Despite this, the lawsuit claims the DOCCS and OMH have continued to subject numerous people with disabilities to solitary confinement, which is defined under HALT as “any form of cell confinement…for more than 17 hours a day.”
Additionally, since HALT’s implementation, the lawsuit alleges DOCCS and OMH have instituted policies that allow DOCCS to place in solitary confinement people with disabilities, including post-traumatic stress disorder (PTSD), depression, cerebral palsy, epilepsy, speech disabilities, mobility disabilities requiring the use of walkers or canes, and people who are hard of hearing or have low vision —in clear violation of HALT’s broad protection for all people with disabilities.
“HALT was intended to prevent the deep damage that people with disabilities often suffer when they are subjected to solitary confinement,” said Stefen R. Short, Of Counsel for the Prisoners’ Rights Project at The Legal Aid Society. “DOCCS and OMH have unlawfully refused to recognize a number of disabilities as exempt under HALT, leading to even more incarcerated New Yorkers languishing in solitary confinement to their own detriment.

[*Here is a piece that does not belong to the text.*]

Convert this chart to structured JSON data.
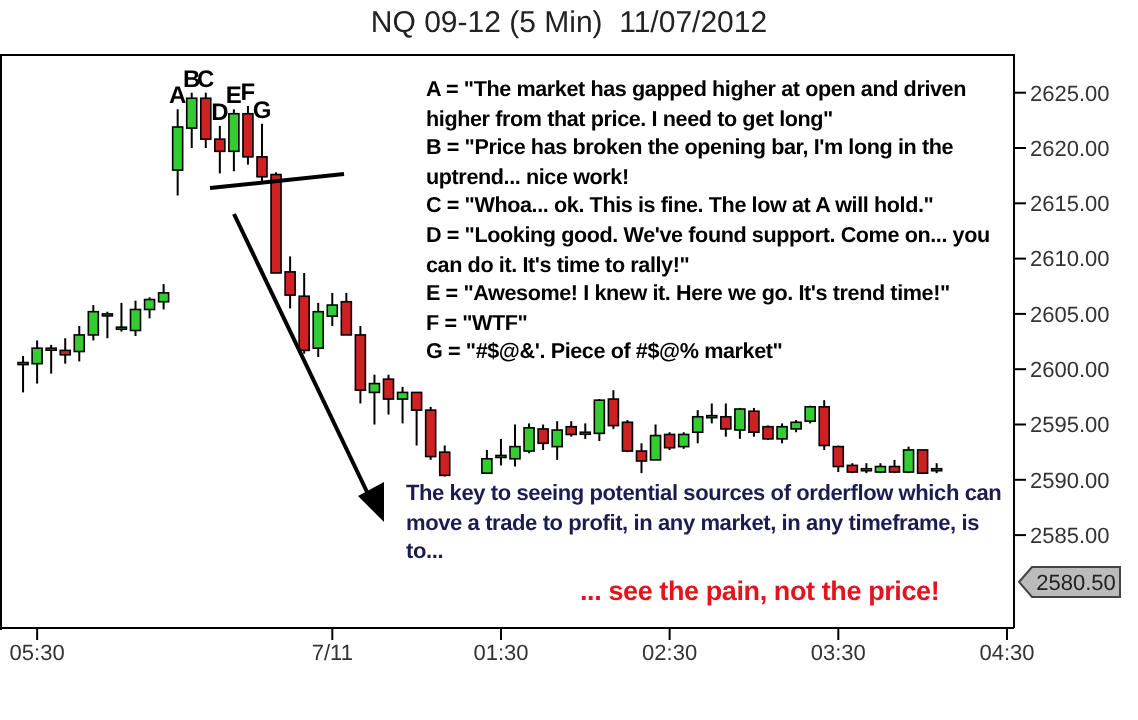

This class action lawsuit seeks to hold both DOCCS and OMH accountable for ignoring duly enacted law and for putting the most vulnerable people in their care in harm’s way.”
“It is long past time for the State to end the use of solitary confinement for people with disabilities,” said Josh Rosenthal, Supervising Attorney at Disability Rights Advocates. “New York’s passage of the HALT Act represented a historic and important step in preventing the harms that solitary causes for incarcerated people with disabilities. But words are not enough, and DOCCS and OMH must comply with state law and stop this vicious practice once and for all.”